I met Anne Deuter after an evening at the theater. She said she was a book artist. I had never heard of book art and had no idea what the term encompassed until she showed me one of her works. The book was called “Mustard Yellow”. When you open the book, at first there are no texts, no pictures – just blank pages. But you can feel letters as a delicate embossing as you run across the pages. The text becomes legible by taking the pencil provided and carefully shading the pages like you did when you were a child. But you have to have the courage to do that first, because the material, the paper, feels so valuable. Then, when you've hatched long enough, been brave enough, you read texts about something hidden. In the case of a father existing as a myth, mysterious remains in a daughter's lyrical mind. A very delicate work that teaches you the value of paper as well as words. An art form with great sensual imagination.

Another odyssey. This time one through Berlin. The expressive city in extra super conversion, always has been. Even back than. Now too. On the way in Berlin one can still find remnants of the world of Franz Biberkopf. Old butcher shop signs, toothpaste advertising. "Berlin Alexanderplatz" is pure expressionism. Everything is there: observation of an impoverished society, thriller, advertising, Bible texts, unemployment, pathos, sometimes a bundle of language cascades. Right in the middle Franz Biberkopf, the Berlin Odysseus. A naïve, a madman who kills a woman, loses an arm. A total loser. And if he wants to die, even death waves him away: "Just leave me alone, I don't want anything to do with you, you can go on living alone." Even death doesn't want such an asshole to be a gift. Döblin's text was inspired by a time when people died quickly and a lot, when life was worth less than it is today. The story inspired me in its tragedy. I always like the fact that the text jumps like that, constantly changing its style. Just like the language. The story of the male friendship between Franz and Reinhold that ended in death. And that you notice that Berlin hasn't actually changed at all. The whore Babylon, she still exists.
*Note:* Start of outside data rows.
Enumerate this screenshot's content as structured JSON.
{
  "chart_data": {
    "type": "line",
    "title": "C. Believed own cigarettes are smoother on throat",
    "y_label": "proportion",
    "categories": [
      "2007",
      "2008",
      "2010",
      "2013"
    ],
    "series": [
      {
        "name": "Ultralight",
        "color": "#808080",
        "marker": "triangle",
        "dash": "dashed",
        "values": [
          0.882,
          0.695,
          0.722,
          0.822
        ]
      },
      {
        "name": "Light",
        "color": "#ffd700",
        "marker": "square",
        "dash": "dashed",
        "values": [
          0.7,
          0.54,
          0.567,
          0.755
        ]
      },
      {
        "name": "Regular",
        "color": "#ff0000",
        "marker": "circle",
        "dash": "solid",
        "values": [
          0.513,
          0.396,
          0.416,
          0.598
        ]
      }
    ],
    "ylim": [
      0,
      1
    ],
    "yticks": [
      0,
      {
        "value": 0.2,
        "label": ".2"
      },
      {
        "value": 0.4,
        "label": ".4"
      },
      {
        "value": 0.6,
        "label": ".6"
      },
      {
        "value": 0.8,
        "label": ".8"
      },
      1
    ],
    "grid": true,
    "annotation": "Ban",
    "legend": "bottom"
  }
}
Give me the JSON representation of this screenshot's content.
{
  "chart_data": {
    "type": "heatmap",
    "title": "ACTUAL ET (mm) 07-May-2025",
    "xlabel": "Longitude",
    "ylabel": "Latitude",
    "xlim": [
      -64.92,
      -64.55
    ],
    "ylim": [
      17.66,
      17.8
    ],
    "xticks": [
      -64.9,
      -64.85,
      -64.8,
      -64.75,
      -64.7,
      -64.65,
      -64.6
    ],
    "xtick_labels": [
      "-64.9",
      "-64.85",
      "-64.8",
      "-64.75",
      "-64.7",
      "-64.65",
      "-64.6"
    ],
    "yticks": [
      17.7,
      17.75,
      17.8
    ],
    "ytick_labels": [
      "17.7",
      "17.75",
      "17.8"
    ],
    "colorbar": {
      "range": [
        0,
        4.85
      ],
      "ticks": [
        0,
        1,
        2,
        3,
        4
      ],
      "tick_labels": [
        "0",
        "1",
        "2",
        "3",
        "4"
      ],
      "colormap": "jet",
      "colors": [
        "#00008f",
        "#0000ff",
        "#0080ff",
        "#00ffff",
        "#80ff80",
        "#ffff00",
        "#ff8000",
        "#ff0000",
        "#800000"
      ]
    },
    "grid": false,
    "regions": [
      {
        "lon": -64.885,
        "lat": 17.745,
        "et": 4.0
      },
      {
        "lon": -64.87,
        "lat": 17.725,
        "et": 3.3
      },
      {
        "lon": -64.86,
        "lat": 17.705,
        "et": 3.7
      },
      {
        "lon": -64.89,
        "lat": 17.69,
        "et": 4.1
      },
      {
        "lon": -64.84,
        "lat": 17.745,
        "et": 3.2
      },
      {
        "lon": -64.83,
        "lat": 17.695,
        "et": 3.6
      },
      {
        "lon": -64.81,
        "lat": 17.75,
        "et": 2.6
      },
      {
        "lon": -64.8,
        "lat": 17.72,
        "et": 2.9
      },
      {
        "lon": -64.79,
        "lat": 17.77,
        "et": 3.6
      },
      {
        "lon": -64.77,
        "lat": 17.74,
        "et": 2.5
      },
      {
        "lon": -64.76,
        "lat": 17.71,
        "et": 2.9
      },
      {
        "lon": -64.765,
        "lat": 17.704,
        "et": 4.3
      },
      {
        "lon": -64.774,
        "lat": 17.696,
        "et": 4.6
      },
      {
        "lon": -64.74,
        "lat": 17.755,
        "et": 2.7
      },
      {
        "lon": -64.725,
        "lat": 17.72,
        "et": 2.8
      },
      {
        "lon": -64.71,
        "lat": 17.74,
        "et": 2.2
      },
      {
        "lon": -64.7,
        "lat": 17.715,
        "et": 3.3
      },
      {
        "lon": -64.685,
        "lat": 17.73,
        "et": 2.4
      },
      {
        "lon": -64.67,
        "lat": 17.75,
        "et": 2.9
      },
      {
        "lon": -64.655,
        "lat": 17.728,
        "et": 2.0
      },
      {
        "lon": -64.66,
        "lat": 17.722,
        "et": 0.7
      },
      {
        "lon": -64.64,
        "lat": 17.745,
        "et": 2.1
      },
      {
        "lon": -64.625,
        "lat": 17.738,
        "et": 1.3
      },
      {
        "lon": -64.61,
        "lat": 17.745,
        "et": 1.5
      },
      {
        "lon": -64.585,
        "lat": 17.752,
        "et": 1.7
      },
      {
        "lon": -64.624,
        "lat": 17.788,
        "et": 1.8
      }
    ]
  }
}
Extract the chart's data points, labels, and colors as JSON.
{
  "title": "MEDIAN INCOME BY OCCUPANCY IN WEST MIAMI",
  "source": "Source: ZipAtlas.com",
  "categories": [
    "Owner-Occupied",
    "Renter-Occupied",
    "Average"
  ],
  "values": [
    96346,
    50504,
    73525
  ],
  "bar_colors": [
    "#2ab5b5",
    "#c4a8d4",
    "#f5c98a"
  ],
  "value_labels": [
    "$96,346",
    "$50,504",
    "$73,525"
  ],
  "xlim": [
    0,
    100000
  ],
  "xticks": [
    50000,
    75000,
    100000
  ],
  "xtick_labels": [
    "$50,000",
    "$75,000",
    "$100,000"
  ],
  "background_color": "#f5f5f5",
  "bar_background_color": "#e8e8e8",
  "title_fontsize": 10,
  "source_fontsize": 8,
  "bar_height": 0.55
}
"Journey to the End of the Night" is an odyssey. And again expressionism. This time in World War I. The story of a braggart - and that's what Odysseus really is - who is condemned to sacrifice his life to wanderings. Out of boredom and dullness, the main character, a medical student, decides to go to the French front and starts digging away until she quickly realizes that war is deadly and deserts, which is also deadly. The only way out of this dilemma is to flee, to Africa, to America, back to France. And Celines Odysseus, whose name is Bardamu as a person and as a doctor, always fails. A man who doesn't move, who can't change anything, who sees and describes grievances and gets stuck in himself. "Journey to the End of the Night" is the reckoning with a sluggish, decaying society. In a language that comes from below in such a way that the tempo just squirts. A filthy language for a filthy society where there is only filth. If you don't already hate people, you should read this. But you couldn't hate people so well if you didn't love them at the same time - and that's the tragedy of a journey to the end of the night. That you can hate a character so much and at the same time think: That's exactly what we are, we all behave just as stupidly. Except for Greta from Sweden. She does it differently. But there must be a few little lights on this globe, which is a mess.